Hi all,
I want to implement Gelman-Rubin diagnostic to compute Rhat as a self-created function. The Gelman-Rubin diagnostic is referred to here(15.3 Notation for samples, chains, and draws | Stan Reference Manual). However, Rhat that rstan calculate is slightly different from my-created Rhat.
My calculation code is here. Rhat that I calculated is 0.9999659. However, Rhat that rstan calculated using summary function is 0.9999519.
Why are they different?
N = 8000 # the number of samples
M = 4 # the number of chain
# In this data.frame, MCMC samples are contained. nrow(df_rhat1) = N, ncol = M
df_rhat1 = data.frame(chain1 = chain_1[,i],chain2 = chain_2[,i],chain3 = chain_3[,i],chain4 = chain_4[,i])
theta_m = apply(df_rhat1, 2, mean) # mean within each chain
theta = mean(theta_m) # mean within all chain
B = N/(M-1)*sum((theta_m -theta)**2) # The between-chain variance
sm2_pre = (df_rhat1-theta_m)**2 # parts of within-chain variance
sm2 = 1/(N-1)*apply(sm2_pre, 2,sum)
W = mean(sm2) # within-chain variance
var_plus = (N-1)/N*W + B/N # variance estimator
Rhat = sqrt(var_plus/W)
# > Rhat
# [1] 0.9999659
## Rhat that is computed in rstan summary
# round(summary(fit, pars = "delay")$summary, digits = 7)
# Rhat
# delay 0.9999519 # delay is a name of variable
I attached the data.frame that I used in the calculation.
And I confirmed this data.frame is definitely the same as the data.frame that rstan calculated.
Thank you for reading this question!
Please let me know if you want to ask me.

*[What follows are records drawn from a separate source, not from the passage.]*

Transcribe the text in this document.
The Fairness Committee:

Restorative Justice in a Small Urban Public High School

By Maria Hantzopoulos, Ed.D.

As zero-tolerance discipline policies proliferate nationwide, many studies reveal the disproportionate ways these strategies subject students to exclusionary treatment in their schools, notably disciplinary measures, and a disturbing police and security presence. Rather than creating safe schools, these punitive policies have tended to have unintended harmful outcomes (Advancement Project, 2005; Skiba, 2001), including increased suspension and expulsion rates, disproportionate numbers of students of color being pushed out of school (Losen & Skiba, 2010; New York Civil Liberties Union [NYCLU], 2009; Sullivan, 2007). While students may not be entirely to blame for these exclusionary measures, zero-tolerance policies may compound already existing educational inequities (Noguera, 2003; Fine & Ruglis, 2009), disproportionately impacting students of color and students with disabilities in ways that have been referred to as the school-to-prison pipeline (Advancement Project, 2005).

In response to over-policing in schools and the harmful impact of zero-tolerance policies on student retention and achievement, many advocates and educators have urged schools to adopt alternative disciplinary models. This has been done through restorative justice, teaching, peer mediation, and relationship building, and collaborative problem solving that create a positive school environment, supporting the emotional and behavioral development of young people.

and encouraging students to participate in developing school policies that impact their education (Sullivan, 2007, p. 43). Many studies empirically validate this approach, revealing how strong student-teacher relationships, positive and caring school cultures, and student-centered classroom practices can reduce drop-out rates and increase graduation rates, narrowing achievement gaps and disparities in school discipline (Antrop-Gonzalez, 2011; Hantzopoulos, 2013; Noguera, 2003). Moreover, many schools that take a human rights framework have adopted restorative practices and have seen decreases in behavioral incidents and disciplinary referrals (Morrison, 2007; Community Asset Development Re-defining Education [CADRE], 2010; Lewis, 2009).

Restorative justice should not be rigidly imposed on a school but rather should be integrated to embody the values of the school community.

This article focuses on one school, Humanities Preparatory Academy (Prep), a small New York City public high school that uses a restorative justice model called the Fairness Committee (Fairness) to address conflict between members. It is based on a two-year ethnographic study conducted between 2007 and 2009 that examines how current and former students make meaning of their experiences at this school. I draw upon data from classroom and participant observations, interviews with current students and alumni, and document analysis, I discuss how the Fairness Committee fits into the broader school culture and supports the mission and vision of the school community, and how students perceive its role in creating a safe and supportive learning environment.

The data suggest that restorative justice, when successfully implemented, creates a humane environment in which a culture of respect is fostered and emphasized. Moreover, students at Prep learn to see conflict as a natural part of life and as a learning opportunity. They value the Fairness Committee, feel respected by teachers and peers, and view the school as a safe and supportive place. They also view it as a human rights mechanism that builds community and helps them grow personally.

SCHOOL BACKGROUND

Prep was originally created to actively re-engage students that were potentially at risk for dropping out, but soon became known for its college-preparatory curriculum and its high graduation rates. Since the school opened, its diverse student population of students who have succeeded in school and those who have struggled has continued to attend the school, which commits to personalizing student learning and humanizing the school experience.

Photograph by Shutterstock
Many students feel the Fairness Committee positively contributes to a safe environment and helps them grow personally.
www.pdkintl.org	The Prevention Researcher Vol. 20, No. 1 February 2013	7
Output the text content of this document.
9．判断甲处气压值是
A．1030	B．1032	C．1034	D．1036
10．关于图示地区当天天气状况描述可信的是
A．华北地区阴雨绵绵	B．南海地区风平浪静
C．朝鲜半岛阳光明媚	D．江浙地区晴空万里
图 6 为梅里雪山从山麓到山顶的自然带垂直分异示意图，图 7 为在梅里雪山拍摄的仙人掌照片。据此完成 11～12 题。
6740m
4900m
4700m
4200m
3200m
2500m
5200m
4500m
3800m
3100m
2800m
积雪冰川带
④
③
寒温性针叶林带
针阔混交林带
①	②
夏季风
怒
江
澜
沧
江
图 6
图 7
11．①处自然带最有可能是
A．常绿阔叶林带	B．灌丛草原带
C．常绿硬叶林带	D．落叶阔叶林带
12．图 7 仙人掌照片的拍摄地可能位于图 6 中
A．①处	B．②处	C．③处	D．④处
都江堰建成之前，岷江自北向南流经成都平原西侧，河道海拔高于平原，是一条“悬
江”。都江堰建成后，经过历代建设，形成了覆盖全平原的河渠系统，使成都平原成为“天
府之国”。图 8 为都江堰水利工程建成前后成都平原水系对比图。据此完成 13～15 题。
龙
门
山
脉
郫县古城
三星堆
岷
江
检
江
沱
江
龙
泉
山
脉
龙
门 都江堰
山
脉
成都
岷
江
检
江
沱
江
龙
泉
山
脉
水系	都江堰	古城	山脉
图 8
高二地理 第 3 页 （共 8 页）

Here’s further clarification. There are several Rhat versions. As the diagnostic presented in Gelman and Rubin (1992) has changed substantially, the later versions should not be called Gelman-Rubin diagnostic. The versions I know are
v1 Gelman & Rubin, 1992
v2 Brooks & Gelman, 1998 (fix)
v3 BDA2, Gelman et al., 2003 (simplification)
v4 BDA3, Gelman et al., 2013 (split + connection to ESS)
v5 Vehtari et al., 2021 (rank normalization, folding, and much more details on connection to ESS)
@jonah linked to RStan code where Rhat() is using v5 and rhat_fun() is using v3. CmdStan and CmdStanR are displaying Rhat v5. posterior R package has both v4 rhat_basic() and v5 rhat() (and an internal function .rhat() is v3).